During warmup in a steam supply system, large amounts of condensate, air and other gases are invariably found in the system and should be separated from the working vapor quickly for operational efficiency. Even after warm-up, some of the undesirable products are produced. Condensate formation is in large part due to pipe heat losses which result from heat radiation, convection and conduction through the pipe walls and occurs whether or not the pipes are insulated. Condensate is also formed due to the performance of work in the various applications of the system and is found in the dead-end sections of piping. No matter how formed, it causes a number of undesirable effects such as reduced system capacity for steam flow, water hammer, erosion due to the friction of fluid flow, corrosion due to dissolved oxygen and the presence of carbonic acid and damage to machinery due to high moisture content of the steam. In addition, the condensate, air, CO.sub.2 and non-condensable vapors, reduce the heat transfer and have other undesirable side effects. In addition, dirt, rust and scale invariably accumulate, particularly when the system has been shut down for any appreciable period of time. As is recognized by those skilled in the art, it is fundamental that for efficient operation, all of these components should be removed from the system with a minimum loss of vapor and with the condensate preferably being returned to the feed tank for redelivery to the steam generating equipment.

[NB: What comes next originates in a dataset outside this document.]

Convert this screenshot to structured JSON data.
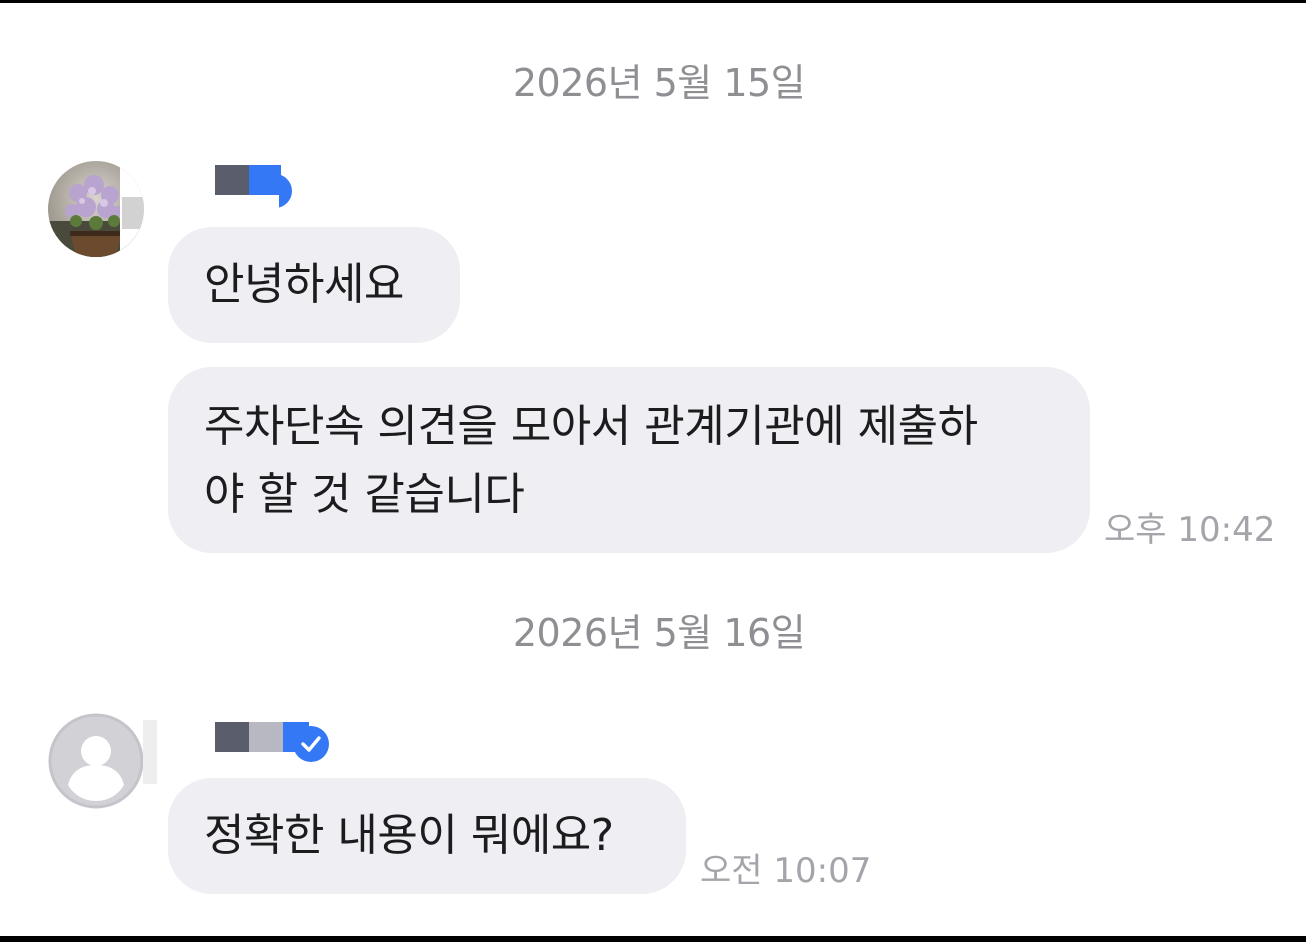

According to conventional practice, steam traps of various classes are used in drain lines at points throughout the steam system where condensate may be found so as to remove the condensate and other materials as described above. One class of steam trap commonly employed is the thermostatic trap. These usually have a bellows or a bi-metallic element which fully or partially opens a valve to allow the passage of the condensate and undesirable gases when the temperature at the thermostatic element is below a predetermined value hereinafter termed the actuating temperature.

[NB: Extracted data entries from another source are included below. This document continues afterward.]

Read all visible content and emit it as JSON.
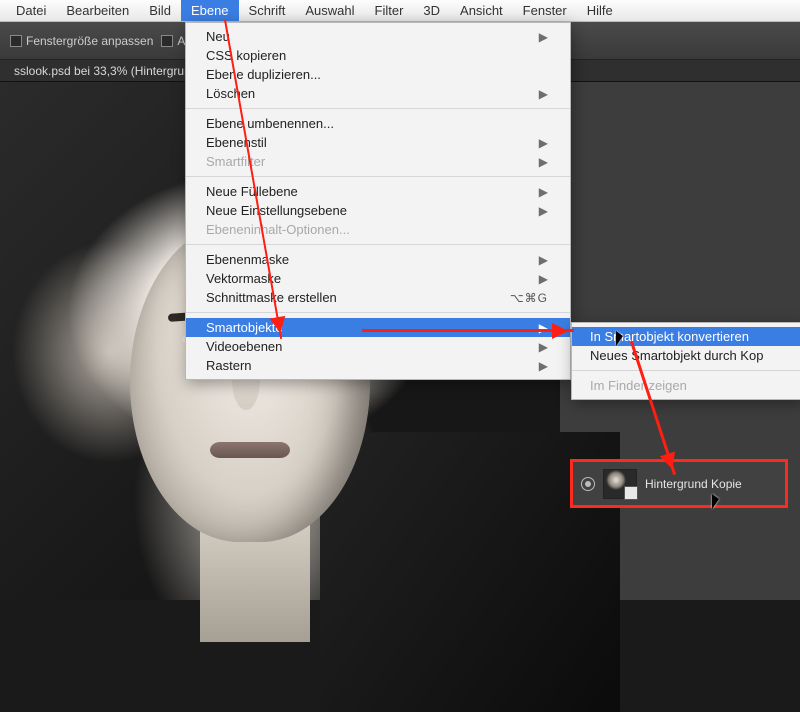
{
  "menubar": {
    "items": [
      "Datei",
      "Bearbeiten",
      "Bild",
      "Ebene",
      "Schrift",
      "Auswahl",
      "Filter",
      "3D",
      "Ansicht",
      "Fenster",
      "Hilfe"
    ],
    "active_index": 3
  },
  "toolbar": {
    "fit_window": "Fenstergröße anpassen",
    "all_windows": "Alle Fenster"
  },
  "document_tab": "sslook.psd bei 33,3% (Hintergrun",
  "dropdown": {
    "groups": [
      [
        {
          "label": "Neu",
          "sub": "▶"
        },
        {
          "label": "CSS kopieren"
        },
        {
          "label": "Ebene duplizieren..."
        },
        {
          "label": "Löschen",
          "sub": "▶"
        }
      ],
      [
        {
          "label": "Ebene umbenennen..."
        },
        {
          "label": "Ebenenstil",
          "sub": "▶"
        },
        {
          "label": "Smartfilter",
          "sub": "▶",
          "disabled": true
        }
      ],
      [
        {
          "label": "Neue Füllebene",
          "sub": "▶"
        },
        {
          "label": "Neue Einstellungsebene",
          "sub": "▶"
        },
        {
          "label": "Ebeneninhalt-Optionen...",
          "disabled": true
        }
      ],
      [
        {
          "label": "Ebenenmaske",
          "sub": "▶"
        },
        {
          "label": "Vektormaske",
          "sub": "▶"
        },
        {
          "label": "Schnittmaske erstellen",
          "shortcut": "⌥⌘G"
        }
      ],
      [
        {
          "label": "Smartobjekte",
          "sub": "▶",
          "highlight": true
        },
        {
          "label": "Videoebenen",
          "sub": "▶"
        },
        {
          "label": "Rastern",
          "sub": "▶"
        }
      ]
    ]
  },
  "submenu": {
    "items": [
      {
        "label": "In Smartobjekt konvertieren",
        "highlight": true
      },
      {
        "label": "Neues Smartobjekt durch Kop"
      },
      {
        "label": "Im Finder zeigen",
        "disabled": true
      }
    ]
  },
  "layer_panel": {
    "layer_name": "Hintergrund Kopie"
  }
}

During the warmup stage of operation, when the temperature is well below the actuating temperature, the bellows or bimetallically controlled valve is in the open position and will pass the large amounts of condensate and other products present in the drain line. Once the warmup stage is passed, the preselected actuating temperature is reached and the thermostatic element closes the valve until condensate accumulates, at which point a condition of temperature imbalance develops, cooling the thermostatic element and causing the valve to open when the temperature is below the actuating temperature. It should be noted that in a typical installation the thermostatically operated trap cycles between the open and closed position on a regular basis. By way of example, it is not uncommon for such a trap to open and close 75,000 or more times a year. This continuous cycling leads to wear due to the constant operation of the thermostatically operated valve in seating and unseating as well as to fluid friction. This wear rapidly becomes appreciable during prolonged periods of operation. In relatively short periods of time the wear leads to leakage which is in addition to the normal seat leakage caused by mismatching of parts. Thus, cyclic operation soon leads to an appreciable loss of steam and reduction in the efficiency of the system. Even though a trap might be capable of blocking almost all vapor when it is new, it becomes a source of gradually increasing vapor leakage during its life span.

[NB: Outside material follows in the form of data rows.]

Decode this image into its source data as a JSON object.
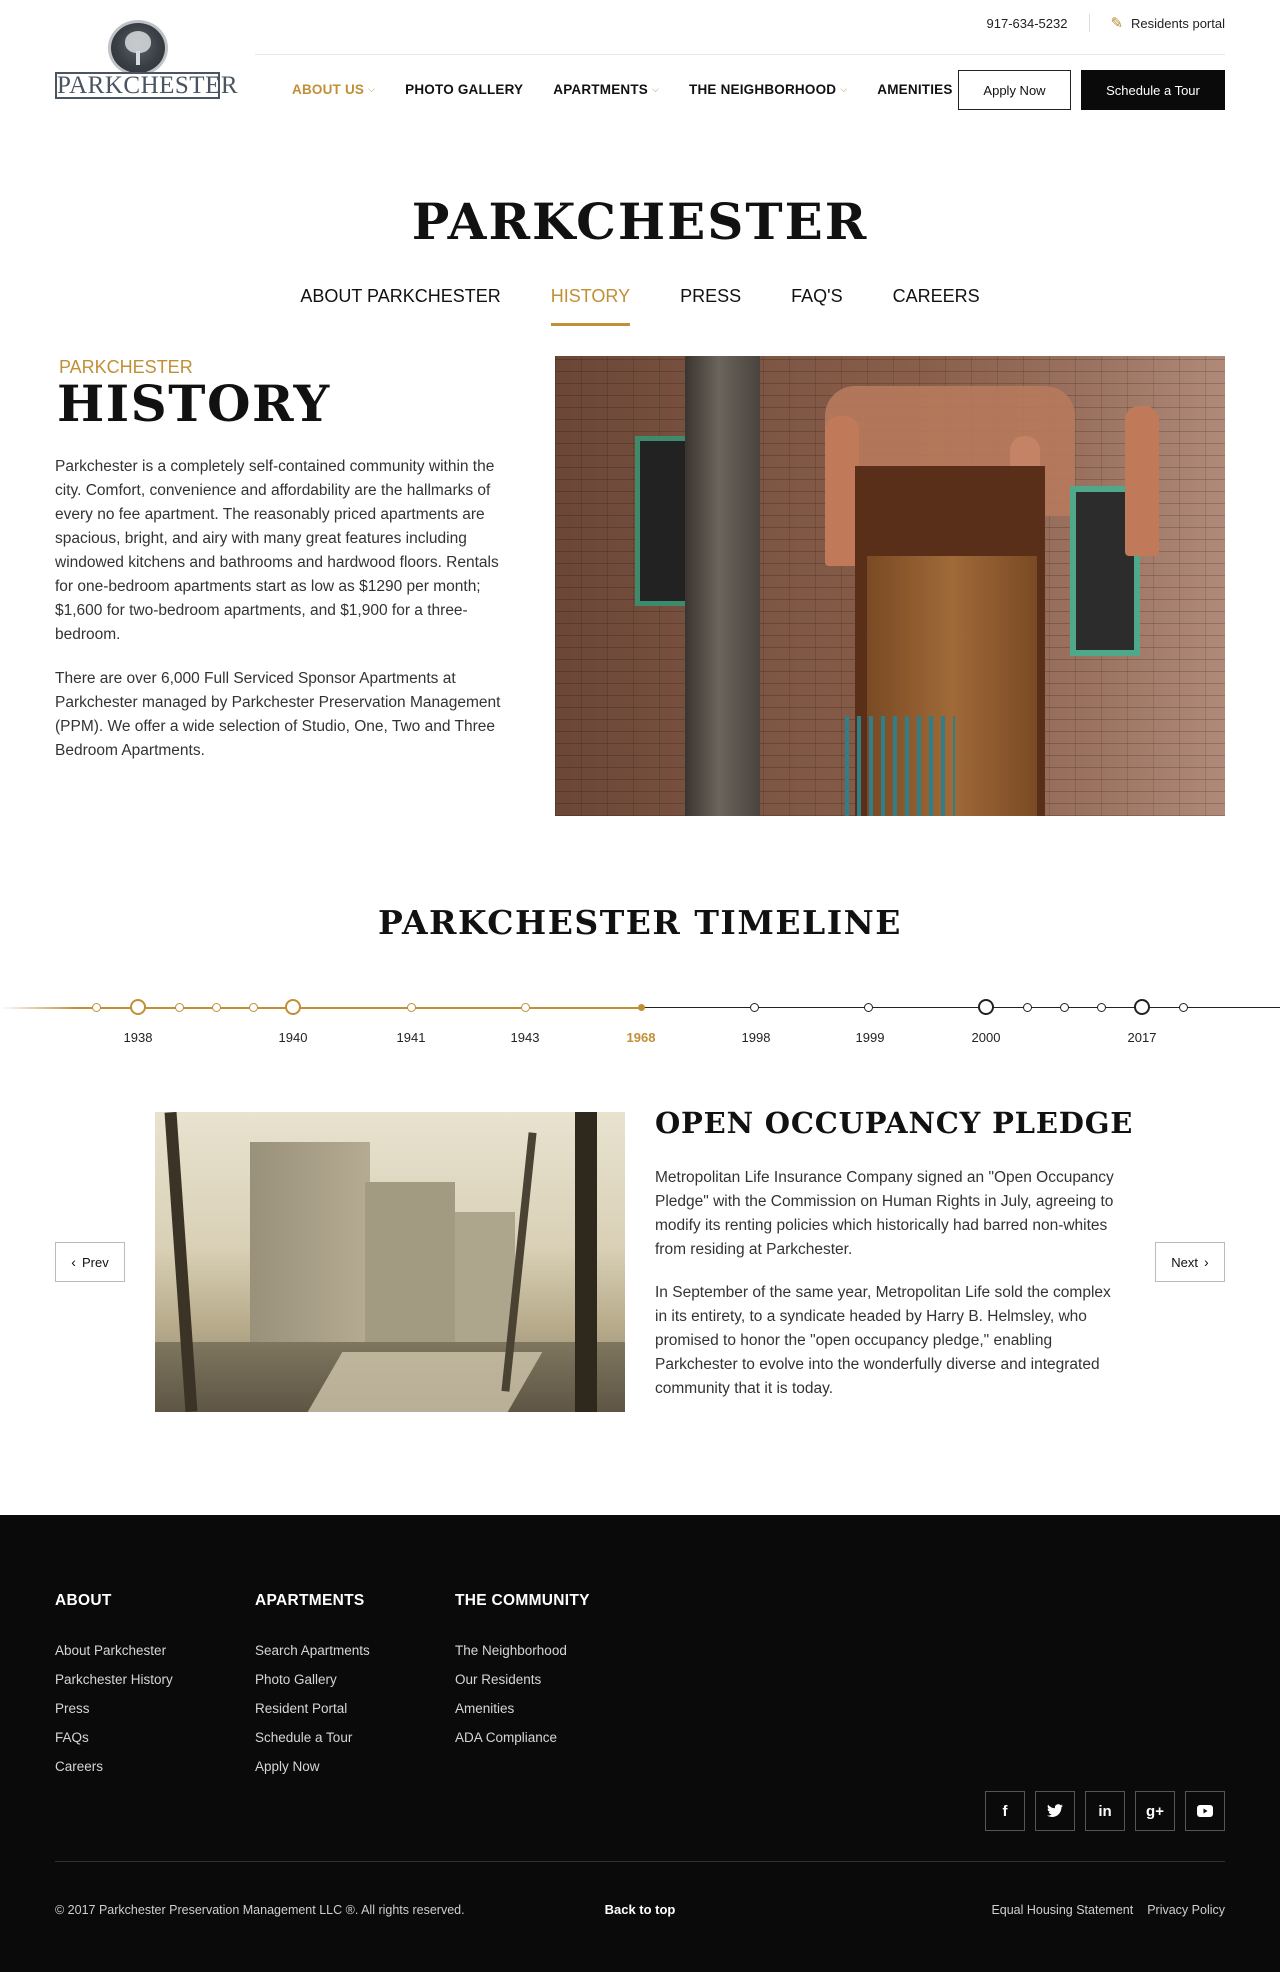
{
  "header": {
    "logo_text": "PARKCHESTER",
    "phone": "917-634-5232",
    "portal_label": "Residents portal",
    "nav": [
      {
        "label": "ABOUT US",
        "dropdown": true,
        "active": true
      },
      {
        "label": "PHOTO GALLERY",
        "dropdown": false
      },
      {
        "label": "APARTMENTS",
        "dropdown": true
      },
      {
        "label": "THE NEIGHBORHOOD",
        "dropdown": true
      },
      {
        "label": "AMENITIES",
        "dropdown": false
      }
    ],
    "apply_label": "Apply Now",
    "tour_label": "Schedule a Tour"
  },
  "page": {
    "title": "PARKCHESTER",
    "subnav": [
      "ABOUT PARKCHESTER",
      "HISTORY",
      "PRESS",
      "FAQ'S",
      "CAREERS"
    ],
    "active_subnav": "HISTORY"
  },
  "history": {
    "kicker": "PARKCHESTER",
    "heading": "HISTORY",
    "para1": "Parkchester is a completely self-contained community within the city. Comfort, convenience and affordability are the hallmarks of every no fee apartment. The reasonably priced apartments are spacious, bright, and airy with many great features including windowed kitchens and bathrooms and hardwood floors. Rentals for one-bedroom apartments start as low as $1290 per month; $1,600 for two-bedroom apartments, and $1,900 for a three-bedroom.",
    "para2": "There are over 6,000 Full Serviced Sponsor Apartments at Parkchester managed by Parkchester Preservation Management (PPM). We offer a wide selection of Studio, One, Two and Three Bedroom Apartments."
  },
  "timeline": {
    "title": "PARKCHESTER TIMELINE",
    "years": [
      "1938",
      "1940",
      "1941",
      "1943",
      "1968",
      "1998",
      "1999",
      "2000",
      "2017"
    ],
    "active_year": "1968",
    "event": {
      "title": "OPEN OCCUPANCY PLEDGE",
      "p1": "Metropolitan Life Insurance Company signed an \"Open Occupancy Pledge\" with the Commission on Human Rights in July, agreeing to modify its renting policies which historically had barred non-whites from residing at Parkchester.",
      "p2": "In September of the same year, Metropolitan Life sold the complex in its entirety, to a syndicate headed by Harry B. Helmsley, who promised to honor the \"open occupancy pledge,\" enabling Parkchester to evolve into the wonderfully diverse and integrated community that it is today."
    },
    "prev_label": "Prev",
    "next_label": "Next"
  },
  "footer": {
    "columns": [
      {
        "heading": "ABOUT",
        "links": [
          "About Parkchester",
          "Parkchester History",
          "Press",
          "FAQs",
          "Careers"
        ]
      },
      {
        "heading": "APARTMENTS",
        "links": [
          "Search Apartments",
          "Photo Gallery",
          "Resident Portal",
          "Schedule a Tour",
          "Apply Now"
        ]
      },
      {
        "heading": "THE COMMUNITY",
        "links": [
          "The Neighborhood",
          "Our Residents",
          "Amenities",
          "ADA Compliance"
        ]
      }
    ],
    "social": [
      "facebook-icon",
      "twitter-icon",
      "linkedin-icon",
      "google-plus-icon",
      "youtube-icon"
    ],
    "copyright": "© 2017 Parkchester Preservation Management LLC ®. All rights reserved.",
    "back_to_top": "Back to top",
    "legal_links": [
      "Equal Housing Statement",
      "Privacy Policy"
    ]
  },
  "colors": {
    "accent": "#c18f36",
    "footer_bg": "#0a0a0a",
    "text": "#222222"
  }
}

A further problem which is more acute in the case of bellows-type thermostatically operated traps, is that the bellows are subject to fatigue stressing as they are cycled and to damage by pressure surge and water hammer. Eventually failure of the bellows will occur if the traps are not replaced on a regular basis. When the bellows-type fails it fails in the open position, causing large amounts of steam to escape from the system until the source of the problem is located and corrected.
Although bimetallic type traps are not as subject to pressure surge or water hammer damage, these traps are affected by hysterisis losses with use so that their response characteristics change over a period of time.
The cyclic nature of the operation is also a cause of pressure and temperature fluctuations in the system and is thus a source of system inefficiency. In addition, these fluctuations create turbulence around the valve which contributes to valve wear.
One answer to many of the foregoing problems is the use of continuous drain orifice assembly of the kind shown in U.S. Pat. No. 3,877,895 owned by the assignee of this application and in U.S. Pat. No. 3,715,870. This assembly is a continuous condensate removal device with an orifice sized to pass the condensate produced in the system with a stable but nominally small steam loss. It is an effective and highly efficient condensate removal device when employed in a steam system in locations where the condensate load is predictable and load fluctuations are not a problem.
During warm-up and in certain other operations where condensate load fluctuates over a wide range, a thermostatic steam trap is more effective in that it is capable of automatically passing the large amounts of condensate produced under these conditions. However, for the reasons expressed above, the thermostatic steam trap is not as effective a device as a continuous drain orifice once the system has stabilized.